La curatrice du projet, Géraldine Paoli, explique qu’ils cherchaient «un lieu architectural, une maison qui vraiment accompagne le travail de Karim dont c’est le fil conducteur pour en fait mettre en avant l’esprit, c’est un maillage avec d’autres artistes, d’autres disciplines».

Ainsi, Abdeslam Raji a écrit une poésie en résonance avec le travail de Karim Marrakchi. Meryem Aboulouafa a pour sa part choisi un chant diffusé sur place. Reda Belhaj a proposé des moments de méditation autour du soufisme.

Dans l’une des chambres sont suspendus les fils de vie réalisés par des femmes de Marrakech, qui racontent leur histoire. Le compositeur coréen Uzong Choe a produit une pièce sonore en résonance avec la pièce du haut, appelée «Prélude», tandis que des morceaux de Seunyon-Seny Lee sonorisent l’entrée, en lien avec un travail du Thaïlandais Haraud Sextus.

Avec Fatima Zahra Salih, un travail de collecte de contes oraux se fait avec la Corée, et le festival qu’elle anime à Béni Mellal. Un atelier «Polarités ancestrales, voie des ancêtres, voix du cœur» a été animé par Aziza Taziri. Quant à la poétesse Irène Piccolo, elle fera une restitution le 18 janvier, et Ahlam Chaieri, une performance : «De l’écriture en résonance», le 23, à 16 heures puis à 19 heures.

Le réseau 5V
Le 12 janvier, le plasticien et performer Youssef Ouchra a animé un développement de son projet 5 V. L’idée de ce protocole lui était venue pendant le confinement, en observant le déploiement d’une colonne de satellites 5G par un célèbre milliardaire.

Par ailleurs, la recherche scientifique montre que les plantes sont des êtres sociaux communicants entre eux, les racines émettant notamment des signaux chimiques. Accolant abruptement ces deux réalités, l’artiste propose d’y répondre par ses 5 «V» : vie, vivant, végétation, voyage, véhicule.

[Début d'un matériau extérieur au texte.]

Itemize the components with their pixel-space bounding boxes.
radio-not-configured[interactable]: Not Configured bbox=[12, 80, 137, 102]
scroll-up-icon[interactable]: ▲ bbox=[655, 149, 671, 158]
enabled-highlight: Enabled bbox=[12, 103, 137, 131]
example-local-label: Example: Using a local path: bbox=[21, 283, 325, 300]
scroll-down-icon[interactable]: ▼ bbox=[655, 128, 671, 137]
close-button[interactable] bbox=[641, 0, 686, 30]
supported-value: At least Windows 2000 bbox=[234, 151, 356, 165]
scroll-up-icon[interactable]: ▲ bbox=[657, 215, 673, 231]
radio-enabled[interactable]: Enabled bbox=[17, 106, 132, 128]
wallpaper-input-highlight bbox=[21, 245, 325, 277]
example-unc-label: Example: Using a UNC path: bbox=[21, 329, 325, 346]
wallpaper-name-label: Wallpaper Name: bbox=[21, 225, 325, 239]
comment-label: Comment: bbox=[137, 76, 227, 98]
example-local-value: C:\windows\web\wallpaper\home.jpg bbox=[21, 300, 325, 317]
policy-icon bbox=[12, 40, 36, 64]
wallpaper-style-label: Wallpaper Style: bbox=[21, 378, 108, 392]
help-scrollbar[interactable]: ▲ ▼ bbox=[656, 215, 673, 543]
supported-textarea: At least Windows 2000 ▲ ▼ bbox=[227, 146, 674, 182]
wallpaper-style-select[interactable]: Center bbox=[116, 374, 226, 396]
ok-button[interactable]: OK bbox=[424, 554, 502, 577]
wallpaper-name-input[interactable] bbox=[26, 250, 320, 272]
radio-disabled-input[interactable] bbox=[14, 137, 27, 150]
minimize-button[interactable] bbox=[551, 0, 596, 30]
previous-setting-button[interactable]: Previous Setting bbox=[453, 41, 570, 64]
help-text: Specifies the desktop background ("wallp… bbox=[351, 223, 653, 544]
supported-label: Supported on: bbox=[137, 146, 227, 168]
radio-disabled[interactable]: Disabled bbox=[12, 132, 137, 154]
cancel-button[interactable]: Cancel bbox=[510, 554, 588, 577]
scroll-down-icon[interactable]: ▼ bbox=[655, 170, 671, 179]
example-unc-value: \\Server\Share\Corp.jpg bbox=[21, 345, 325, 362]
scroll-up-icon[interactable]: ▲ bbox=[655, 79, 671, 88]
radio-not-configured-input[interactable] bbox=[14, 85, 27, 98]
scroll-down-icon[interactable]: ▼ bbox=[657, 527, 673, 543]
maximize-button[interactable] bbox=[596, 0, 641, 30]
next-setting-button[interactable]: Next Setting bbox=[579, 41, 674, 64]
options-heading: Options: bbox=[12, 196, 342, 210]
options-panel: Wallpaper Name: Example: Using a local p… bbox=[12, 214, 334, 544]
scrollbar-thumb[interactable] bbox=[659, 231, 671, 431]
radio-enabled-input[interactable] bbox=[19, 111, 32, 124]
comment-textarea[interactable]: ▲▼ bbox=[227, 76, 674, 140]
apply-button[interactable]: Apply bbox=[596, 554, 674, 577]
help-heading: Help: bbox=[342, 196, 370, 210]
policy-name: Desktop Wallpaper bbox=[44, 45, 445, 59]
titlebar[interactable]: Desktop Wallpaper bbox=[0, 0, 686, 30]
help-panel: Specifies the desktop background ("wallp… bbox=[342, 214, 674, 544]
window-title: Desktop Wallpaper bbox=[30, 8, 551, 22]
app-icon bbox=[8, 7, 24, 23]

Ce dernier terme est employé par les Amérindiens pour désigner le tabac, les boissons hallucinogènes ou les objets «chamaniques». Il s’agit ici de créer un réseau végétal «où les humains participent à une utopie». Youssef Ouchra s’inspire d’un rituel amazigh dont on retrouve des équivalents sur toute la planète et qui consiste à confier et associer un vœu, ou un souci en l’occurrence, à une plante.

L’encre utilisée est naturelle, mélange de curcuma, de safran et d’une décoction de pétales de fleurs. Au Maghreb, c’est «l’encre magique» utilisée pour les talismans.

L’écrit ou le dessin couché sur le papier est ensuite brûlé et ses cendres glissées dans la terre, entre les racines. Le «satellite» ainsi créé peut alors être envoyé dans les airs, à l’aide de ballons gonflés à l’hélium, planté en terre ou dans un pot. Il devient l’une des «antennes» du réseau.

L’idée déborde largement le Maroc et l’on trouve de ses antennes un peu partout, de l’Amérique du Sud à la mer Baltique. Une application est en préparation pour les localiser et permettre à tout un chacun d’aller les regarder. «Everything is changing», titre de l’ensemble de l’œuvre présentée à Dar El Kitab, se traduit littéralement par : «Tout est en train de changer».